The Problem of Choice

A human lifetime Is marked by a compendium of choices all bearing their unique and particular sets of consequences.  The kind of choices that are made can be trivial or profound and the consequences can range from the benign to inspired or at the other extreme, disastrous.  It is these choices and their consequences, intended or otherwise, that shape the character and substance of a lifetime.

In my thinking, there are essentially two kinds of choices – those that involve decisions made in regards to some aspect of the external environment i.e. the choice of career, deciding on a life’s partner or what kind of car to purchase and those that are made internally purely within the domain of the self.  I would like to focus my attention on internal choices for, I feel, that these are the most important kinds of choices an individual does make over a lifetime.

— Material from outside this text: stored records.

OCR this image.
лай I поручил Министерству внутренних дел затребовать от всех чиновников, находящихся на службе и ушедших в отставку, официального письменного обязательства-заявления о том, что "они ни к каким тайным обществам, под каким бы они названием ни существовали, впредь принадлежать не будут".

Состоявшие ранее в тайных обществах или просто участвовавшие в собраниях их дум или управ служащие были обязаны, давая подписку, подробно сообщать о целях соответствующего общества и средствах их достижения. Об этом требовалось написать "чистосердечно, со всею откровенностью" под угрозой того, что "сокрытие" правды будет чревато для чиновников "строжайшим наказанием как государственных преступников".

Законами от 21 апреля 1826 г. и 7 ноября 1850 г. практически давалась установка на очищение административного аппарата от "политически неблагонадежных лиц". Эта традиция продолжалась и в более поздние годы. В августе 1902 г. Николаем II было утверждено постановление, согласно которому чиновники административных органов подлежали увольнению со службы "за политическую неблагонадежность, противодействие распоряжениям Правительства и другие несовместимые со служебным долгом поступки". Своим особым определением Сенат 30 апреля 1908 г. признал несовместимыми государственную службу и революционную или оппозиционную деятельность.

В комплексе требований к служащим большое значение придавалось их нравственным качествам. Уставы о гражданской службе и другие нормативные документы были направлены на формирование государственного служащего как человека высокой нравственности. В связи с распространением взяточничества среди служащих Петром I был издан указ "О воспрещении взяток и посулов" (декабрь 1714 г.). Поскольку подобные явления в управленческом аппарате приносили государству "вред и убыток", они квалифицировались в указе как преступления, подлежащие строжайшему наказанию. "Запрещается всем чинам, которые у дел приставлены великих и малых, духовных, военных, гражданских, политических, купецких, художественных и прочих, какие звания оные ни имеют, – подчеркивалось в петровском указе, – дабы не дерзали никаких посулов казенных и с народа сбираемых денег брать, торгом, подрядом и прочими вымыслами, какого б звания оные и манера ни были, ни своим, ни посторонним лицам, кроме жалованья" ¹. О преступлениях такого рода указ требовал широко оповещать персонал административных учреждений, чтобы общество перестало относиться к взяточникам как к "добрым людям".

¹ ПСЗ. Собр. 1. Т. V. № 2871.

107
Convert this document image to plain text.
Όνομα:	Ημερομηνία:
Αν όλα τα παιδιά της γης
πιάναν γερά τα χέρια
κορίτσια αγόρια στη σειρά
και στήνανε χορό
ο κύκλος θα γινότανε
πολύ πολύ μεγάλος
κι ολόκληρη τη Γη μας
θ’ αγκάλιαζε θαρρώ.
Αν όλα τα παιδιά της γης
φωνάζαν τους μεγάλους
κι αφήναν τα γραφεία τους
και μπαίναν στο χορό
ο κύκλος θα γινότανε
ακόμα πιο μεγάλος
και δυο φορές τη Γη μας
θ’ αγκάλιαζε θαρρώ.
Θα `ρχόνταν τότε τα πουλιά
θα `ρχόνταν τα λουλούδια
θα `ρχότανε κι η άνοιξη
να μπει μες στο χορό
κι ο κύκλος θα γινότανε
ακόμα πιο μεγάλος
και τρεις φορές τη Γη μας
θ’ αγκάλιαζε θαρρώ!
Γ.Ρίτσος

Life experience and personality have a way of interacting and shaping attitudes and philosophical world view in infinitesimal ways over a wide and expansive gradient of values.  Each of these ways represent particular choices.  For example, an abusive father may well steer his strong-willed son into an adult with mean-spirited attitudes, but not necessarily; for, a particular set of choices have to be made to produce those particular resulting attitudes.  Similarly, even within the most benign and peaceful environments, individuals may react violently against the world that surrounds them.  There are, after all, many interactive and complex variables involved within the domain of the human mind.

As sentient beings, humans always have the capacity to counter the dynamic forces that shape the individual; this ability has been demonstrated many times in the lives of people on their personal journeys.  Every waking hour within the conscious mind, a continuum of choices is being made.  As individuals, we can only hope for the best possible outcomes.